Neuer Schwung für die Volksmusik
Volksmusik ist nicht das Schlager-Geträllere aus dem Fernsehen. Fachleute definieren Volksmusik als eine Musizierpraxis ehemals bäuerlich-dörflicher oder kleinstädtischer Gemeinschaften. Sie war eingebunden in das tägliche Leben und führte zu einer deutlichen Strukturierung des Jahresablaufs: Kirchweih, Weihnachten, Ostern oder die Jahreszeiten waren von speziellem Liedgut begleitet. So leistete die Musik einen großen Beitrag zu Heimatgefühl und Identität.
Diese Identität droht heute verloren zu gehen. Die Globalisierung verdrängt traditionelle Musik mit beliebig austauschbarer, lokale Kleiderordnung mit Allerwelts-Garderobe und über Generationen vererbtes Brauchtum mit Show-Events. „Damit stirbt nicht nur unsere Lebensart, sondern auch unsere Herzensbildung“, sagt Siegfried Bradl. Der 52-jährige Altomünsterer ist Volksmusikpfleger des Bezirks Schwaben für das Wittelsbacher Land und ein ausgewiesener Musik- und Dialektkenner. Er gehört zum Arbeitskreis Kultur des Wittelsbacher Land Vereins, der jetzt das Projekt „Volksmusik im Wittelsbacher und Dachauer Land“ in Angriff nimmt.
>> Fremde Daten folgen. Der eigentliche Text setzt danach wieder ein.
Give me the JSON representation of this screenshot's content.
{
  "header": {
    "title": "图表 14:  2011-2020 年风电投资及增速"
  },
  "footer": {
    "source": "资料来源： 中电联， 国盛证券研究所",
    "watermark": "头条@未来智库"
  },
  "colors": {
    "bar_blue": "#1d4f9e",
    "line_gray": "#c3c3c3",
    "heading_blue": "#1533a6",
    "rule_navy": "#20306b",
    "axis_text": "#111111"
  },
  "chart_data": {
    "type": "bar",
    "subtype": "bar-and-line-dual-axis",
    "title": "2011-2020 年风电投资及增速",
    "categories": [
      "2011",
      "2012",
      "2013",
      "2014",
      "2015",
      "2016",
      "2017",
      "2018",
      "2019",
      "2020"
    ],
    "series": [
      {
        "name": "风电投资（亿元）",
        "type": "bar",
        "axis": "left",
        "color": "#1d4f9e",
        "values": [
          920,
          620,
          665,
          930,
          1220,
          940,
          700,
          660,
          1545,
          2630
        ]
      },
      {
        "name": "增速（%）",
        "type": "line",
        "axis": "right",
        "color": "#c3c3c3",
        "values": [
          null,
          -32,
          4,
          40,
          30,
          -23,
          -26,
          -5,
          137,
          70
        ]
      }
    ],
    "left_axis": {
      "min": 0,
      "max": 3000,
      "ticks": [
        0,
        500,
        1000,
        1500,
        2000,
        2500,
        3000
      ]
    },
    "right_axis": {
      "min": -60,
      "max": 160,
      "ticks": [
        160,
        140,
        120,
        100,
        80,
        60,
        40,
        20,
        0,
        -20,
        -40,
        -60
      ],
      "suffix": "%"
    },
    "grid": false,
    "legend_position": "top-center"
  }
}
Bis zum Jahr 2013 sollen Strukturen und personelle Voraussetzungen geschaffen werden, die hier praktizierte Volksmusik zu dokumentieren und wiederzubeleben. Ziel ist es, auch Kinder, Jugendliche und und junge Familien wieder an das „regionale Erbe“ heranzuführen. „Die Glut weitergeben“ nennt Bradl das, aber dahinter steckt mehr, als pure Traditionspflege: „Förderung des Zusammengehörigkeitsgefühls in den Landkreisen Dachau und Aichach-Friedberg“ nennt das Arbeitskonzept als Aufgabe, mit dem die LAG Wittelsbacher Land und Dachau agil Fördermittel aus dem Leader-Topf der Europäischen Union beantragen.
Mehrere konkrete Maßnahmen sind dort festgehalten: Ein Projektmanagment kümmert sich um den Aufbau eines Netzwerkes mit den bestehenden Volksmusikgruppen der beiden Landkreise, sodass Liedgut weitergegeben, Texte und Noten dokumentiert und Veranstaltungstermine abgesprochen werden. Eine Internet-Plattform soll eingerichtet werden, auf der sich alle Gruppen präsentieren können, die aber auch kostenlos Noten- und Audiomaterial zur Verfügung stellt. Liederbücher sollen herausgegeben, Noten und Texte in einem Musikalien-Laden oder in Büchereien zur Ausleihe angeboten werden. Engagierte Bürger können sich zu so genannten Multiplikatoren ausbilden lassen, die in Kindergärten und Schulen ihr Wissen zur Verfügung stellen und so mehr und mehr Menschen wieder für die ursprüngliche Volksmusik begeistern. Natürlich sind auch Veranstaltungen geplant, so ein Volksmusik-Festival, das alljährlich in verschiedenen Gemeinden stattfinden kann. Solch ein Festival hätte wohl Bedeutung über die Regionalgrenzen hinaus. Es könnte auch touristisch vermarktet werden und damit wirtschaftlichen Wert für die Region generieren.
Weitere Infos aus dem Wittelsbacher Land: www.wittelsbacherland.de
> " Sie war eingebunden in das tägliche Leben und führte zu einer deutlichen Strukturierung des Jahresablaufs"
Damit ist alles gesagt. Künstliche Beatmung auf Teufel komm raus wird nichts bringen - wenn Musik nicht der Alltag der Menschen ist, ist es keine Volksmusik mehr.
Natürlich kann man in Vereinen und Interessengruppen die Erinnerung und Material bewahren, aber das ist ja etwas anderes.